Hundreds of banner ads. Social posts that would be forgotten in twelve hours. Resize after resize after resize. Tagline variations that went nowhere. I sat next to people who were better than me and watched how they thought. Not how they used the software. How they thought. Why they picked this crop over that one. Why they killed a headline that I thought was clever. Why a layout that looked fine to me made them wince.
That's how it works. That's how it has always worked. You do the tedious work, you absorb the thinking behind it, and somewhere around year five or six, you start to have instincts that you couldn't have learned from any book or course or tutorial. They're instincts that only come from repetition, from failure, from sitting in the room when decisions get made.
And right now, the advertising industry is systematically eliminating the roles where that learning happens.
The Ladder Had a Purpose
Every senior creative director you admire started as someone's assistant. They started by doing the unglamorous work. The grunt work. The work that, on a spreadsheet, looks like it could be automated.

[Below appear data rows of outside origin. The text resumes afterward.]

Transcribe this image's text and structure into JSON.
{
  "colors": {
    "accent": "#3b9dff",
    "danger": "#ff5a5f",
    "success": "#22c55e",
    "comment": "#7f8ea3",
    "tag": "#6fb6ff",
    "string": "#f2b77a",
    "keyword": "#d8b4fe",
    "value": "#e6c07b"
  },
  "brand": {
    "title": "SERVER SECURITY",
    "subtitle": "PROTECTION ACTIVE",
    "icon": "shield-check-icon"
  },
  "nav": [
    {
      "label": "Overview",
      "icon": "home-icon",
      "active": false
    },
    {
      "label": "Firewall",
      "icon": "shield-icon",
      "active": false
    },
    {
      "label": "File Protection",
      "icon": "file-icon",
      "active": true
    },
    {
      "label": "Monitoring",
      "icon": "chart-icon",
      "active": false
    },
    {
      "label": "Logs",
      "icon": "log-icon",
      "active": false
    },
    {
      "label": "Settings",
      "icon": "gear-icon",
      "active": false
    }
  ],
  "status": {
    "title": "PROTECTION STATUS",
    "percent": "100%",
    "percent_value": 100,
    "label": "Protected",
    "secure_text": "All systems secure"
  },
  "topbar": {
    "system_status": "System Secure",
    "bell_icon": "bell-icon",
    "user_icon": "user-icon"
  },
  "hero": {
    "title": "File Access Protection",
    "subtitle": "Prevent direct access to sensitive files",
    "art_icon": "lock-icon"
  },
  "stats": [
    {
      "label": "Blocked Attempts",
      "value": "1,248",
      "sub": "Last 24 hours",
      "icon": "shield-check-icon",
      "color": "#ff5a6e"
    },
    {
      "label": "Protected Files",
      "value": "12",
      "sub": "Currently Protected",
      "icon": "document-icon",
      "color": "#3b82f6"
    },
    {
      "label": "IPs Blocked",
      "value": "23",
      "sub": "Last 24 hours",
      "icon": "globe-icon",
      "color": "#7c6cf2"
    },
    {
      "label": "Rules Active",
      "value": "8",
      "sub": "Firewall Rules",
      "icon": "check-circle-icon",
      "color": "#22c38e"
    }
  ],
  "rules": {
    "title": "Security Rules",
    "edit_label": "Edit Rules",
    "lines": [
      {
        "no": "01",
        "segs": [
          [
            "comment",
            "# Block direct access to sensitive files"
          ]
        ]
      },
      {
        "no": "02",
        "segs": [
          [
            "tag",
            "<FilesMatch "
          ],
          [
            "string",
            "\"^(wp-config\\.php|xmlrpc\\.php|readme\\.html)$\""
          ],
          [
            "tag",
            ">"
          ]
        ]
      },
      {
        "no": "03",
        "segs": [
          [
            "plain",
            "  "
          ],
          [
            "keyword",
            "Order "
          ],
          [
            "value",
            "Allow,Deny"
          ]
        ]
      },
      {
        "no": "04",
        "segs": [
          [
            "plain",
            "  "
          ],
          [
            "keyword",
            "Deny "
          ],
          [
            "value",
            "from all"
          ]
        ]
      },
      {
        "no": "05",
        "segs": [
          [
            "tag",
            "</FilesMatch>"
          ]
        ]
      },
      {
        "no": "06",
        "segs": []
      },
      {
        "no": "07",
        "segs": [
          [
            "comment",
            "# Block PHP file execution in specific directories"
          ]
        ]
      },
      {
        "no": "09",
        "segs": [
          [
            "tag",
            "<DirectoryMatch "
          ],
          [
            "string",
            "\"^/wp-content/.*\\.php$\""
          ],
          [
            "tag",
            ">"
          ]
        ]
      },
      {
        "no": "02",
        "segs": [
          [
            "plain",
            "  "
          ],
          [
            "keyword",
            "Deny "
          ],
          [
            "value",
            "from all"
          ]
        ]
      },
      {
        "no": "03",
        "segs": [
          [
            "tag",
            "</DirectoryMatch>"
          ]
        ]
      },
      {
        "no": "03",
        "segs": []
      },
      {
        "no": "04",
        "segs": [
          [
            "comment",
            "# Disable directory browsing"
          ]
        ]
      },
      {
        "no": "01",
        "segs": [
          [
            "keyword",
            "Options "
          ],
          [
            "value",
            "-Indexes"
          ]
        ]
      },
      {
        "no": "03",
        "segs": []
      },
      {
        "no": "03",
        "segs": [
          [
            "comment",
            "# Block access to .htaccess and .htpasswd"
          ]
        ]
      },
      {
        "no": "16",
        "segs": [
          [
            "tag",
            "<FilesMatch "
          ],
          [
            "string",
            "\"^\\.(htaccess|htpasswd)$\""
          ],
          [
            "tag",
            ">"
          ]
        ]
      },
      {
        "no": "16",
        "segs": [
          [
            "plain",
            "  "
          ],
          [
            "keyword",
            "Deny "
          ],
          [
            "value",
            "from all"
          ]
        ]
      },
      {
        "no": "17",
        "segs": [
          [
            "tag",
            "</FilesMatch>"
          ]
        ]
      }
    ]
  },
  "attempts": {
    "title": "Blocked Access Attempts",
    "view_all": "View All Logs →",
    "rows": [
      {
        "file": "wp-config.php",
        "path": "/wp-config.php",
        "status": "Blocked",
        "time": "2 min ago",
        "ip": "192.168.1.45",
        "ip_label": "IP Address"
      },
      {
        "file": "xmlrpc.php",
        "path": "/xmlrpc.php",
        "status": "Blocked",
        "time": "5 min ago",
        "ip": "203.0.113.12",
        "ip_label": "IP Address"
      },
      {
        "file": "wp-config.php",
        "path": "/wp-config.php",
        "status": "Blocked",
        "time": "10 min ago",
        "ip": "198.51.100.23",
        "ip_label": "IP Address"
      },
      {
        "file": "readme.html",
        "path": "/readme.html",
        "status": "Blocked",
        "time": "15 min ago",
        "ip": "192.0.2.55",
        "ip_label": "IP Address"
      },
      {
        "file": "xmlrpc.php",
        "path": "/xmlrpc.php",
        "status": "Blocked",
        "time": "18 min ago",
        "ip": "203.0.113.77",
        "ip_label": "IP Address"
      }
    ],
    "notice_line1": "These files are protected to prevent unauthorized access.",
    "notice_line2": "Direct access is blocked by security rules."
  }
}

Because it can be automated. That's the problem.
A junior art director learns composition by producing hundreds of layouts. Not because those layouts are the point. The layouts are the vehicle. The learning is the point. A junior copywriter learns voice by writing thousands of social posts, most of which are forgettable. That's fine. The posts aren't the education. The act of writing them, getting feedback, rewriting them, watching which ones connect and which ones don't: that's the education.
A junior retoucher learns what makes a photograph work by spending years fixing photographs that don't work. They develop an eye for skin tone, light quality, spatial relationships, the dozen subtle things that separate an image that feels alive from one that feels dead. This knowledge doesn't come from a textbook. It comes from ten thousand hours of looking and adjusting and looking again.
These roles look like overhead on a balance sheet. They look like the obvious place to cut when you have a tool that can generate layouts, write social copy, and retouch photos at a fraction of the cost. And that's exactly what's happening across the industry right now.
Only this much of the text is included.